Junto a la puerta se topó con una figura vestida de blanco que sustentaba en una mano la guadaña y en la otra un pliego. La figura consultaba de vez en cuando el pergamino, que leía a la luz de una linterna que llevaba colgada del cuello. El rabino se dio cuenta de que era la Muerte.El intrépido sabio le arrancó de la mano el pergamino y entonces pudo ver que en el mismo estaban escritos los nombres de los judíos que debían morir antes de la próxima noche. Tras comprobar que el primer nombre de la lista era el suyo, el rabino rasgó el pliego en pequeños pedacitos. La Muerte no lo castigó, pero le advirtió en tono amenazador:
"Esta vez te has escapado, pero cuídate de volver a encontrarte conmigo!"

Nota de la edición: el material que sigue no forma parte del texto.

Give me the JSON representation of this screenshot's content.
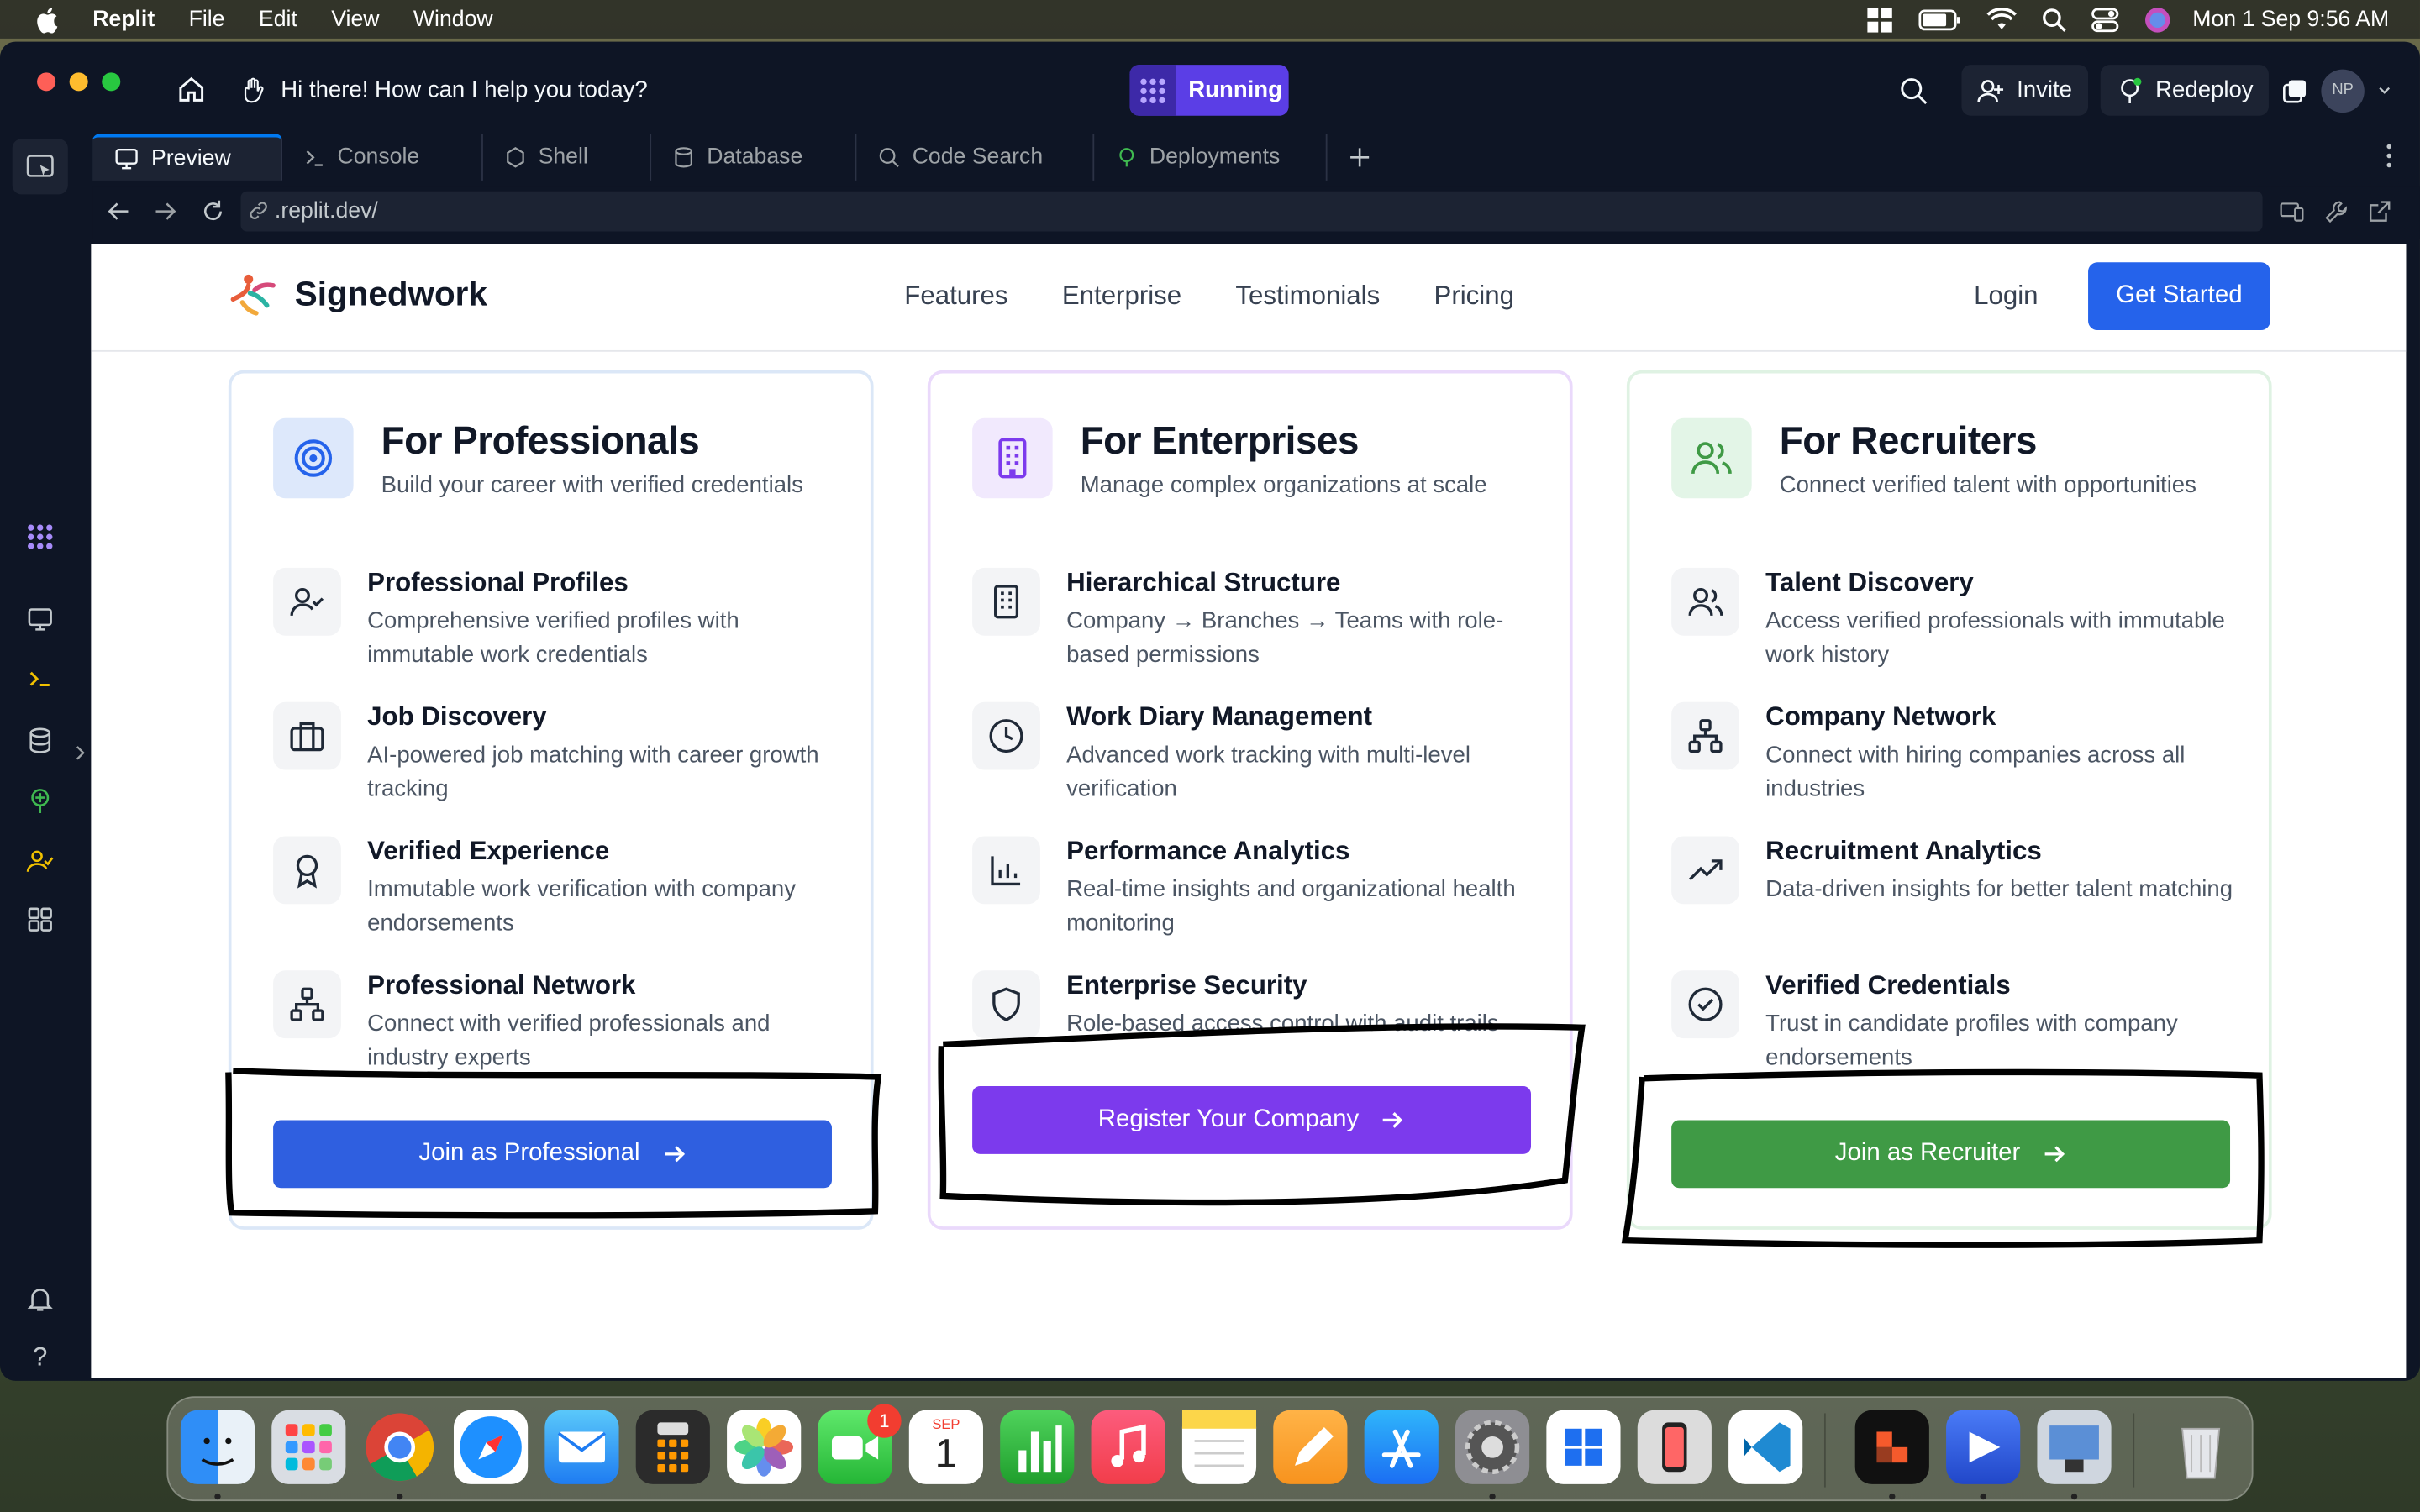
{
  "menubar": {
    "app": "Replit",
    "items": [
      "File",
      "Edit",
      "View",
      "Window"
    ],
    "clock": "Mon 1 Sep  9:56 AM"
  },
  "titlebar": {
    "prompt": "Hi there! How can I help you today?",
    "status": "Running",
    "invite": "Invite",
    "redeploy": "Redeploy",
    "avatar": "NP"
  },
  "tabs": [
    {
      "label": "Preview",
      "icon": "monitor-icon"
    },
    {
      "label": "Console",
      "icon": "terminal-icon"
    },
    {
      "label": "Shell",
      "icon": "shell-icon"
    },
    {
      "label": "Database",
      "icon": "database-icon"
    },
    {
      "label": "Code Search",
      "icon": "search-icon"
    },
    {
      "label": "Deployments",
      "icon": "deploy-icon"
    }
  ],
  "address": {
    "url": ".replit.dev/"
  },
  "site": {
    "brand": "Signedwork",
    "nav": [
      "Features",
      "Enterprise",
      "Testimonials",
      "Pricing"
    ],
    "login": "Login",
    "get_started": "Get Started",
    "cards": [
      {
        "title": "For Professionals",
        "subtitle": "Build your career with verified credentials",
        "accent": "#2563eb",
        "tint": "#e8f0fe",
        "cta": "Join as Professional",
        "features": [
          {
            "title": "Professional Profiles",
            "desc": "Comprehensive verified profiles with immutable work credentials",
            "icon": "user-check-icon"
          },
          {
            "title": "Job Discovery",
            "desc": "AI-powered job matching with career growth tracking",
            "icon": "briefcase-icon"
          },
          {
            "title": "Verified Experience",
            "desc": "Immutable work verification with company endorsements",
            "icon": "award-icon"
          },
          {
            "title": "Professional Network",
            "desc": "Connect with verified professionals and industry experts",
            "icon": "network-icon"
          }
        ]
      },
      {
        "title": "For Enterprises",
        "subtitle": "Manage complex organizations at scale",
        "accent": "#7c3aed",
        "tint": "#f1ebfe",
        "cta": "Register Your Company",
        "features": [
          {
            "title": "Hierarchical Structure",
            "desc": "Company → Branches → Teams with role-based permissions",
            "icon": "building-icon"
          },
          {
            "title": "Work Diary Management",
            "desc": "Advanced work tracking with multi-level verification",
            "icon": "clock-icon"
          },
          {
            "title": "Performance Analytics",
            "desc": "Real-time insights and organizational health monitoring",
            "icon": "bar-chart-icon"
          },
          {
            "title": "Enterprise Security",
            "desc": "Role-based access control with audit trails",
            "icon": "shield-icon"
          }
        ]
      },
      {
        "title": "For Recruiters",
        "subtitle": "Connect verified talent with opportunities",
        "accent": "#3f9a45",
        "tint": "#e7f6ea",
        "cta": "Join as Recruiter",
        "features": [
          {
            "title": "Talent Discovery",
            "desc": "Access verified professionals with immutable work history",
            "icon": "users-icon"
          },
          {
            "title": "Company Network",
            "desc": "Connect with hiring companies across all industries",
            "icon": "network-icon"
          },
          {
            "title": "Recruitment Analytics",
            "desc": "Data-driven insights for better talent matching",
            "icon": "trending-up-icon"
          },
          {
            "title": "Verified Credentials",
            "desc": "Trust in candidate profiles with company endorsements",
            "icon": "check-circle-icon"
          }
        ]
      }
    ]
  },
  "dock": {
    "apps": [
      "Finder",
      "Launchpad",
      "Chrome",
      "Safari",
      "Mail",
      "Calculator",
      "Photos",
      "FaceTime",
      "Calendar",
      "Numbers",
      "Music",
      "Notes",
      "Pages",
      "App Store",
      "System Settings",
      "Windows App",
      "iPhone Mirroring",
      "VS Code",
      "App",
      "App",
      "Preview",
      "Trash"
    ],
    "facetime_badge": "1",
    "calendar_month": "SEP",
    "calendar_day": "1"
  }
}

Desde entonces, el sabio rabino tenía buen cuidado de evitar el encuentro con la Muerte. Portaba un dispositivo especial que se parecía a los futuros relojes de bolsillo. El aparatito empezaba a sonar siempre que la Muerte se acercaba, fuera cual fuese la forma que tomaba.
Hasta que una vez, cuando celebraba su cumpleaños, el rabino había dejado el aparatito en una estancia contigua, cuando salió para dar la bienvenida a sus amigos. La última en felicitarle fue su amada hija Lea quien le regaló una bella rosa.
El anciano rabino aceptó la hermosa flor muy complacido. Pero apenas hubo aspirado su fragancia, cayó muerto al suelo. La Muerte, que durante tanto tiempo no había podido atrapar desprevenido al rabino, se ocultó esta vez en la rosa, en forma de una gota de rocío, venciendo finalmente al varón más sabio de toda la Judería de Praga,narra la leyenda.